We currently spend 135 minutes (or 2 hours and 15 minutes) a day on Facebook, Twitter, Instagram and Whatsapp. That’s a significant amount of time, given that the bulk of this interaction would be early in the morning, lunchtimes and in the evenings. That’s basically the average person’s free time. This talks to the great paradox of our time, where we have become more and more antisocial with the advent of social media.

Aside from Morse Code which was developed in the 1800s, the first communication network was developed in 1978 and was known as the Bulletin Board Systems or BBSes.

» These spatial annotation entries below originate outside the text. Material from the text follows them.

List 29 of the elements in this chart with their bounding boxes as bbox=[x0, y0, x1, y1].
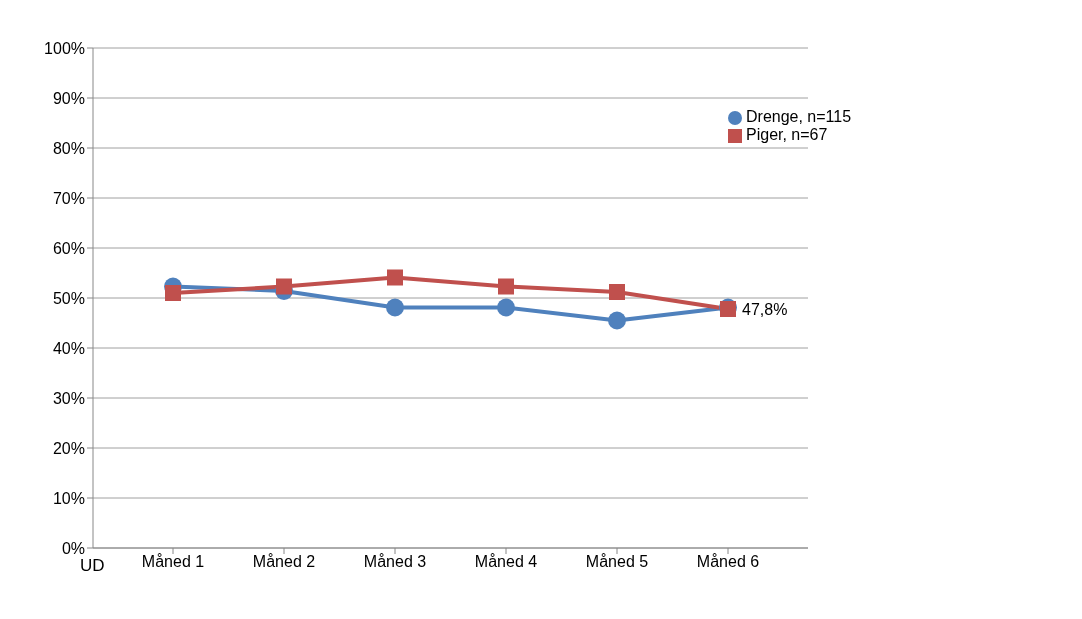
point bbox=[497, 298, 515, 317]
x-tick-label: Måned 2 bbox=[252, 553, 316, 571]
y-tick-label: 40% bbox=[52, 339, 85, 357]
y-tick-label: 100% bbox=[44, 39, 85, 57]
data-label: 47,8% bbox=[742, 301, 788, 318]
point bbox=[165, 285, 181, 301]
point bbox=[386, 298, 404, 317]
x-tick-label: Måned 1 bbox=[141, 553, 205, 571]
x-tick-label: Måned 3 bbox=[363, 553, 427, 571]
point bbox=[498, 278, 514, 295]
y-tick-label: 90% bbox=[52, 89, 85, 107]
legend-label: Drenge, n=115 bbox=[746, 108, 852, 125]
legend-label: Piger, n=67 bbox=[746, 126, 828, 143]
y-tick-label: 80% bbox=[52, 139, 85, 157]
text: UD bbox=[80, 556, 105, 576]
y-tick-label: 60% bbox=[52, 239, 85, 257]
point bbox=[387, 269, 403, 286]
y-tick-label: 20% bbox=[52, 439, 85, 457]
y-tick-label: 70% bbox=[52, 189, 85, 207]
point bbox=[609, 284, 625, 300]
x-tick-label: Måned 5 bbox=[585, 553, 649, 571]
point bbox=[608, 311, 626, 330]
y-tick-label: 30% bbox=[52, 389, 85, 407]
point bbox=[276, 278, 292, 295]
y-tick-label: 50% bbox=[52, 289, 85, 307]
x-tick-label: Måned 6 bbox=[696, 553, 760, 571]
y-tick-label: 10% bbox=[52, 489, 85, 507]
x-tick-label: Måned 4 bbox=[474, 553, 538, 571]
y-tick-label: 0% bbox=[61, 539, 85, 557]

These were essentially text-only online networks, used to interact with others through email, chat and message boards.

A high-level synopsis of the history of social media is as follows:

1844 – The advent of Morse Code

1969 – The military’s first social media attempt

1997 – Start of social sites

1999 – LiveJournal; creativity and status blogs

2002 – Friendster: a challenger emerges

2003 – LinkedIn

2004 – Gmail

2004 – Facebook

2005 – The birth of YouTube

2006 – Myspace is the place to be

2011 – Launch of Snap

2013 – Vine gains popularity

2014 – UK’s Insta ads are launched

2018 – VR and fake news are front and centre of news and controversy

With frequent game-changing updates and progress made in this space, what will the future of social media look like?